Thursday, July 23, 2009

Best White Cake

I don't have a tried-and-true cake recipe yet, so I tried Cook's Illustrated recipe. I love Cook's Illustrated because all of their recipes are tested so you know they will come out accordingly. Believe it or not, many of the recipes in cook books haven't even been tested so if you mess up a recipe don't be so quick to blame yourself. It could be the recipe or even the ingredients you used!

Anyhow this white cake recipe from Cook's Illustrated turned out light and moist with a very delicate crumb structure. The method for this cake is different than most traditional cakes, relying on the "biscuit method" of combining all the dry ingredients and then adding the wet. Editor Chris Kimball says this "reverse creaming" (the term they used in the magazine for this particular technique) was the reason for the moist, light and delicate structure.

Note: it is VERY important that all the ingredients are at room temperature.

Cook's Illustrated Best White Cake Ever

1 cup whole milk at cool room temperature
6 large egg whites at cool room temperature
1 ½ cups sugar
4 tsp. baking powder
¾ tsp. salt
2 tsp. vanilla extract
2 1/3 cups cake flour
12 Tbsp. unsalted butter, softened but still firm

1. Heat the oven to 350 degrees and adjust a rack to the center position. Grease two 9-inch cake pans with softened butter or Crisco and cover the bottom of each pan with a circle of parchment paper. In a medium bowl stir together the milk, egg whites, and vanilla with a fork.

2. Place the flour, sugar, baking powder and salt in the bowl of a standing mixer fitted with the paddle attachment. Add butter; continue beating at slow speed until mixture resembles moist crumbs, with no powdery streaks remaining. Add all but 1/2 cup of milk mixture to crumbs and beat at medium speed (or high speed if using handheld mixer) for 1 1/2 minutes. Add remaining 1/2 cup of milk mixture and beat 30 seconds more. Stop mixer and scrape sides of bowl. Return mixer to medium (or high) speed and beat 20 seconds longer. Increase the speed to medium and mix until the batter comes together, about 30 seconds.

3. Transfer the batter to the prepared pans and bake until the cake is lightly colored, feels set, and a cake tester comes out clean when inserted to the center, about 26 minutes, rotating the cakes 180 degrees halfway through the baking time. (Baking time will vary depending on your oven.)

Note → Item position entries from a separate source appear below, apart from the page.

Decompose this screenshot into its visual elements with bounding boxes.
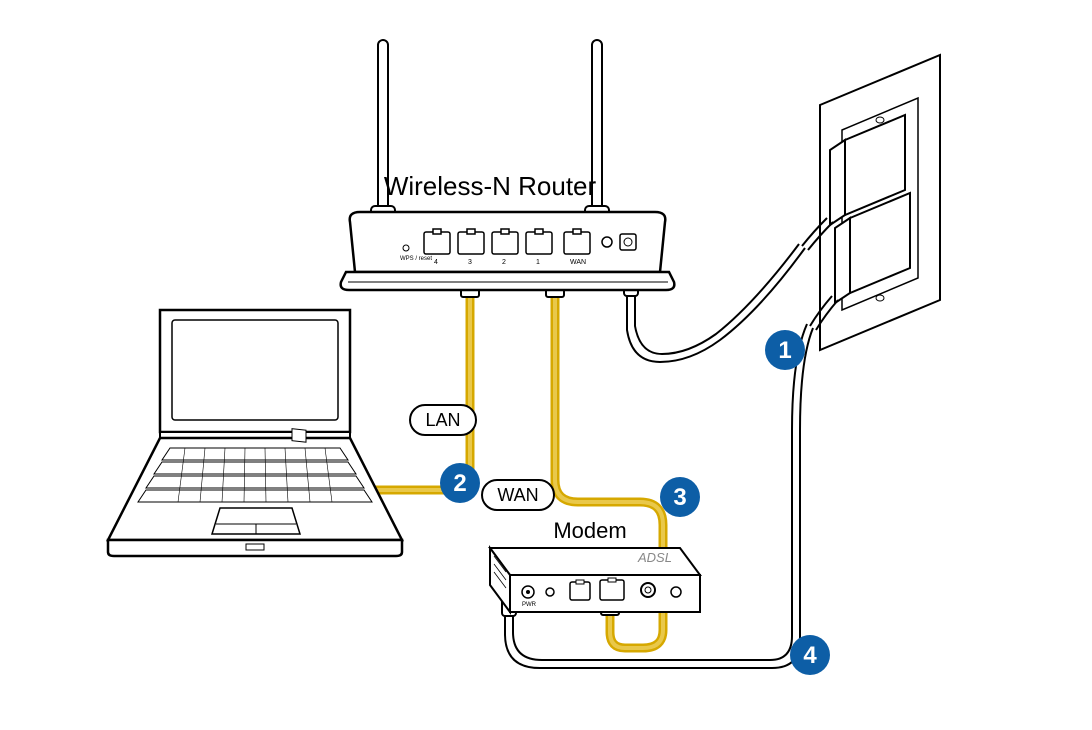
- badge-4: 4: [790, 635, 830, 675]
- svg-text:1: 1: [536, 259, 540, 266]
- wan-label: WAN: [497, 485, 538, 505]
- svg-text:4: 4: [803, 642, 817, 669]
- badge-3: 3: [660, 477, 700, 517]
- setup-diagram: WPS / reset 4 3 2 1 WAN Wireless-N Route…: [0, 0, 1092, 730]
- lan-label: LAN: [425, 410, 460, 430]
- modem: ADSL PWR: [490, 548, 700, 612]
- adsl-label: ADSL: [637, 550, 672, 565]
- svg-text:2: 2: [502, 259, 506, 266]
- svg-text:3: 3: [673, 484, 686, 511]
- router-title: Wireless-N Router: [384, 171, 597, 201]
- badge-2: 2: [440, 463, 480, 503]
- wan-pill: WAN: [482, 480, 554, 510]
- svg-text:1: 1: [778, 337, 791, 364]
- badge-1: 1: [765, 330, 805, 370]
- modem-label: Modem: [553, 518, 626, 543]
- svg-text:3: 3: [468, 259, 472, 266]
- laptop: [108, 310, 402, 556]
- wall-outlet-group: [802, 55, 940, 350]
- svg-text:PWR: PWR: [522, 602, 537, 608]
- svg-text:4: 4: [434, 259, 438, 266]
- wps-label: WPS / reset: [400, 256, 432, 262]
- svg-text:2: 2: [453, 470, 466, 497]
- lan-pill: LAN: [410, 405, 476, 435]
- router: WPS / reset 4 3 2 1 WAN: [341, 40, 675, 290]
- svg-text:WAN: WAN: [570, 259, 586, 266]
- router-ports: [424, 229, 590, 254]
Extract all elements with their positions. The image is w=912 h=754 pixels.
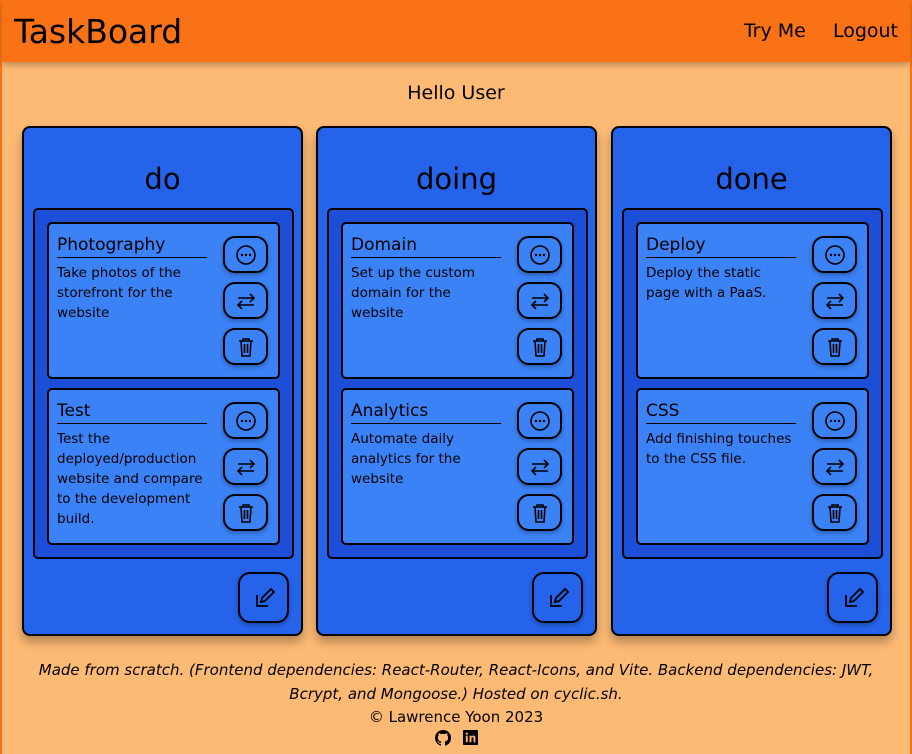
linkedin-icon[interactable] (462, 730, 478, 745)
swap-arrows-icon (236, 292, 255, 310)
add-task-button[interactable] (238, 572, 289, 623)
move-button[interactable] (517, 448, 562, 485)
task-card: Domain Set up the custom domain for the … (341, 222, 574, 379)
details-button[interactable] (223, 402, 268, 439)
header: TaskBoard Try Me Logout (2, 0, 910, 62)
move-button[interactable] (223, 282, 268, 319)
move-button[interactable] (223, 448, 268, 485)
task-card: CSS Add finishing touches to the CSS fil… (636, 388, 869, 545)
nav: Try Me Logout (722, 20, 898, 42)
column-do: do Photography Take photos of the storef… (22, 126, 303, 636)
move-button[interactable] (517, 282, 562, 319)
column-doing: doing Domain Set up the custom domain fo… (316, 126, 597, 636)
task-description: Take photos of the storefront for the we… (57, 265, 181, 321)
swap-arrows-icon (825, 292, 844, 310)
swap-arrows-icon (530, 458, 549, 476)
swap-arrows-icon (825, 458, 844, 476)
dots-circle-icon (235, 244, 256, 265)
task-card: Deploy Deploy the static page with a Paa… (636, 222, 869, 379)
move-button[interactable] (812, 282, 857, 319)
details-button[interactable] (223, 236, 268, 273)
dots-circle-icon (529, 410, 550, 431)
trash-icon (827, 503, 842, 523)
delete-button[interactable] (223, 328, 268, 365)
app-title: TaskBoard (14, 11, 183, 51)
details-button[interactable] (517, 236, 562, 273)
trash-icon (532, 503, 547, 523)
add-task-button[interactable] (532, 572, 583, 623)
greeting: Hello User (407, 82, 505, 104)
card-list: Domain Set up the custom domain for the … (327, 208, 588, 559)
task-title: CSS (646, 401, 796, 424)
column-done: done Deploy Deploy the static page with … (611, 126, 892, 636)
task-card: Test Test the deployed/production websit… (47, 388, 280, 545)
swap-arrows-icon (530, 292, 549, 310)
task-card: Photography Take photos of the storefron… (47, 222, 280, 379)
delete-button[interactable] (223, 494, 268, 531)
trash-icon (238, 503, 253, 523)
task-title: Test (57, 401, 207, 424)
board: do Photography Take photos of the storef… (2, 106, 910, 636)
delete-button[interactable] (812, 494, 857, 531)
details-button[interactable] (517, 402, 562, 439)
swap-arrows-icon (236, 458, 255, 476)
task-title: Photography (57, 235, 207, 258)
github-icon[interactable] (434, 730, 451, 746)
trash-icon (827, 337, 842, 357)
copyright: © Lawrence Yoon 2023 (368, 708, 544, 726)
column-title: do (144, 162, 181, 196)
task-description: Add finishing touches to the CSS file. (646, 431, 792, 467)
try-me-link[interactable]: Try Me (743, 20, 806, 42)
details-button[interactable] (812, 236, 857, 273)
dots-circle-icon (824, 410, 845, 431)
task-description: Automate daily analytics for the website (351, 431, 461, 487)
task-title: Domain (351, 235, 501, 258)
card-list: Deploy Deploy the static page with a Paa… (622, 208, 883, 559)
add-task-button[interactable] (827, 572, 878, 623)
delete-button[interactable] (517, 494, 562, 531)
move-button[interactable] (812, 448, 857, 485)
dots-circle-icon (824, 244, 845, 265)
logout-link[interactable]: Logout (832, 20, 898, 42)
edit-icon (255, 587, 275, 607)
dots-circle-icon (529, 244, 550, 265)
column-title: doing (416, 162, 497, 196)
trash-icon (532, 337, 547, 357)
delete-button[interactable] (517, 328, 562, 365)
dots-circle-icon (235, 410, 256, 431)
edit-icon (549, 587, 569, 607)
task-title: Analytics (351, 401, 501, 424)
card-list: Photography Take photos of the storefron… (33, 208, 294, 559)
task-description: Set up the custom domain for the website (351, 265, 476, 321)
edit-icon (844, 587, 864, 607)
task-title: Deploy (646, 235, 796, 258)
trash-icon (238, 337, 253, 357)
column-title: done (715, 162, 788, 196)
delete-button[interactable] (812, 328, 857, 365)
footer-credits: Made from scratch. (Frontend dependencie… (38, 661, 874, 703)
details-button[interactable] (812, 402, 857, 439)
task-description: Test the deployed/production website and… (57, 431, 203, 527)
task-card: Analytics Automate daily analytics for t… (341, 388, 574, 545)
task-description: Deploy the static page with a PaaS. (646, 265, 767, 301)
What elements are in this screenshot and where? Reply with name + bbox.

4. Remove pans to cooling rack and let rest for 5 minutes. Run a thin knife around the sides of the pans and invert the cakes one at a time onto cooling rack. Reinvert cakes so the top is facing up and let cool completely. Makes 2 nine-inch cakes.

1 comment:

  1. Thank you so much for the cake recipe. I made it today, I posted a link to you! I'm your newest follower.